По Старой Смоленской дороге — страница 20 из 63

Майор отдал фотографию и не сказал ни слова в напутствие.

Жарков бережно завернул фотографию в обрывок газеты, спрятал в карман гимнастерки, откозырял и вышел из блиндажа.

Блиндаж приютился на лесной опушке, к которой вплотную подступало безбрежное ржаное поле. Тут и там чернели воронки, а рожь вокруг них полегла от взрывной волны.

1941

ГОЛУБАЯ ЗАПЛАТКА

Мы лежали и прислушивались к дождю. Капли стучали о плоскость и стекали с ее краев, но трава под крылом самолета была по-прежнему сухой, и чувствовали мы себя на этом зеленом островке хорошо и покойно.

Ляпунов с нежностью провел ладонью по гладкой поверхности крыла и нащупал маленькую заплатку, едва различимую под слоем краски. Заплатка была, как шрам на теле, незаметный для постороннего глаза. Крыло выкрашено снизу под цвет неба — весь самолет на голубой подкладке.

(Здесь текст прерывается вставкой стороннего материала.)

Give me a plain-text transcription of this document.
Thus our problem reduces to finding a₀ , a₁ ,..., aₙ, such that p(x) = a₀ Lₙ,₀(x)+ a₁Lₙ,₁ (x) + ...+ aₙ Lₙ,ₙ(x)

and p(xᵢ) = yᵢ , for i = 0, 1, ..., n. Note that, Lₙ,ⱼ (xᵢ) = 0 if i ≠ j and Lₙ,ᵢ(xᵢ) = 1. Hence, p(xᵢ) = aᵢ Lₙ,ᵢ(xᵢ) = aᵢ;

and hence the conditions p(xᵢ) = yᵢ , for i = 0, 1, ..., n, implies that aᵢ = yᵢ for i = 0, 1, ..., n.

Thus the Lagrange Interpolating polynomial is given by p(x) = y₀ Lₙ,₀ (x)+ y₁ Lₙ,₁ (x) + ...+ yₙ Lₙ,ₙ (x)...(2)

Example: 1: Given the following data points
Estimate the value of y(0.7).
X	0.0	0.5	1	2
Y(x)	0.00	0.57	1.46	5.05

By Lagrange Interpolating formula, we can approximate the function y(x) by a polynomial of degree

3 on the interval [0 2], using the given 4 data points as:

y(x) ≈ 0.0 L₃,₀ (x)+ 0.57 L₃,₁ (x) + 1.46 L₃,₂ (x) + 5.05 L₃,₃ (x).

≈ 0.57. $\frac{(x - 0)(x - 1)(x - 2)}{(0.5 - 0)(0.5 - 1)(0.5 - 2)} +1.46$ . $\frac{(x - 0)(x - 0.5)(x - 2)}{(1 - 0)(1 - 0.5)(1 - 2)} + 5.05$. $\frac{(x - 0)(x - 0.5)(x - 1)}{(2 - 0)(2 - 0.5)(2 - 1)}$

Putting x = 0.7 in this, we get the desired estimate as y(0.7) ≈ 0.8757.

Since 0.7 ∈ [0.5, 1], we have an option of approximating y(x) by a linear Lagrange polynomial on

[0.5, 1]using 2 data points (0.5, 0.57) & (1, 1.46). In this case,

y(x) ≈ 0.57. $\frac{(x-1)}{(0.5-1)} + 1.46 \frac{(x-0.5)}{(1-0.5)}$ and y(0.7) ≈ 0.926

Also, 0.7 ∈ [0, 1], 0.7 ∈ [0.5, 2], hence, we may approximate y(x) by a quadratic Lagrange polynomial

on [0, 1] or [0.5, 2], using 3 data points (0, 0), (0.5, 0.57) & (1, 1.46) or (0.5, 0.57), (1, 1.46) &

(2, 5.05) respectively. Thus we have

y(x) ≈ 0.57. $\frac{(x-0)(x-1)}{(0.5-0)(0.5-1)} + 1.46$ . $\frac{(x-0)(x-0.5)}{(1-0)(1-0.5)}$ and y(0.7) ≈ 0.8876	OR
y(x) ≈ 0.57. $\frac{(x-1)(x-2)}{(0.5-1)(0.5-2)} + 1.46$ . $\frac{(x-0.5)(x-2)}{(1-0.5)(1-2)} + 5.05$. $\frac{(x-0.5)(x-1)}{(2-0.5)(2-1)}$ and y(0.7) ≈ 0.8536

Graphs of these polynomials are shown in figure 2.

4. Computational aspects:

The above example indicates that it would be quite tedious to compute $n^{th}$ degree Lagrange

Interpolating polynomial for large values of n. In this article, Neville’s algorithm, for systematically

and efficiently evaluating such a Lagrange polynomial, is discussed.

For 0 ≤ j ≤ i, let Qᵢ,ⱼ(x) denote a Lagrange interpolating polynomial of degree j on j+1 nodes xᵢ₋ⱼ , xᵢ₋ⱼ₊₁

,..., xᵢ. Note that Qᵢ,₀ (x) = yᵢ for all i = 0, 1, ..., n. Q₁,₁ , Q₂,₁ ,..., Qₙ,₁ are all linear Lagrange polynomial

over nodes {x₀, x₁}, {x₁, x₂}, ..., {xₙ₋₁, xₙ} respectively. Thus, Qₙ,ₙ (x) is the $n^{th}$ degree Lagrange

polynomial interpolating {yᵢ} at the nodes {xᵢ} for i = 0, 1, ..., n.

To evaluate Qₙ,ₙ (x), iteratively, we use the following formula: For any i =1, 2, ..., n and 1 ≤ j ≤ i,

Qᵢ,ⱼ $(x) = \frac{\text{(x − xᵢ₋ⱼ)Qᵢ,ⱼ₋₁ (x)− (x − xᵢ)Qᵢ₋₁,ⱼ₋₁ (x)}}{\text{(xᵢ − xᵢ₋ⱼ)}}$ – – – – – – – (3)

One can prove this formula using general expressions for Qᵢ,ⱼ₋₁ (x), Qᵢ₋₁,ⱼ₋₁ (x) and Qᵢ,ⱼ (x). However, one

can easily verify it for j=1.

— Я в тот день восемь пробоин привез, — сказал Ляпунов и еще раз погладил заплатку. — Спасибо Ивану Митрофановичу, выручил. Знаменитый старик!

— Старик? Как же он сюда попал?

— Это, доложу я вам, целая история, — сказал Ляпунов с притворным равнодушием.

Ляпунов снял шлем, приподнялся на локте, прислушался. Тихо. Очевидно, и другие летчики так же вот отлеживались в шалашах или под плоскостями машин, спрятанных у самой границы леса. Ляпунов лег на спину, вытянувшись вдоль крыла, подложил руки под голову и, помедлив, начал рассказ:

— Воюю я давно и немало потерял товарищей с начала войны, но ни одного из них не проводил до могилы, ни с кем не простился напоследок, как полагается. Ничего не поделаешь, такая у нас, у истребителей, судьба. Придешь после полета в землянку, а рядом — пустая койка. Висит комбинезон, полотенце тут же, зубная щетка еще не успела просохнуть, а хозяина нет, не вернулся из боя.

Вот так в один из дней прошлогоднего августа не вернулся домой Петр Кирпичов.

Помню, наш майор долго стоял в тот день на летном поле и ждал. Пришла последняя четверка, вернулся ведомый Кирпичова Костя Семикрас, но и он ничего не знал о напарнике. Машина Семикраса получила пробоину, потеряла скорость, и Кирпичов приказал ведомому нырнуть в облака и уйти из боя.

Прошел час после вылета, час десять, час двадцать. Майор Шелест отлично знал, что Кирпичов уже не может прилететь, потому что истребителю отпущен недолгий срок для работы и мотор живет в небе только час с небольшим, пока не выпьет всю «горилку». И тем не менее Шелест упорно, наперекор времени и горькой правде, ждал. Он стоял, широко расставив ноги, сгорбившись, заложив руки за спину, и никто не решался подойти, заговорить с ним.

Все знали, что Кирпичов — любимец Шелеста. Кирпичов долго был щитом командира, то есть летал с ним в паре, а когда Шелест повел полк, Кирпичов занял его место в первой эскадрилье.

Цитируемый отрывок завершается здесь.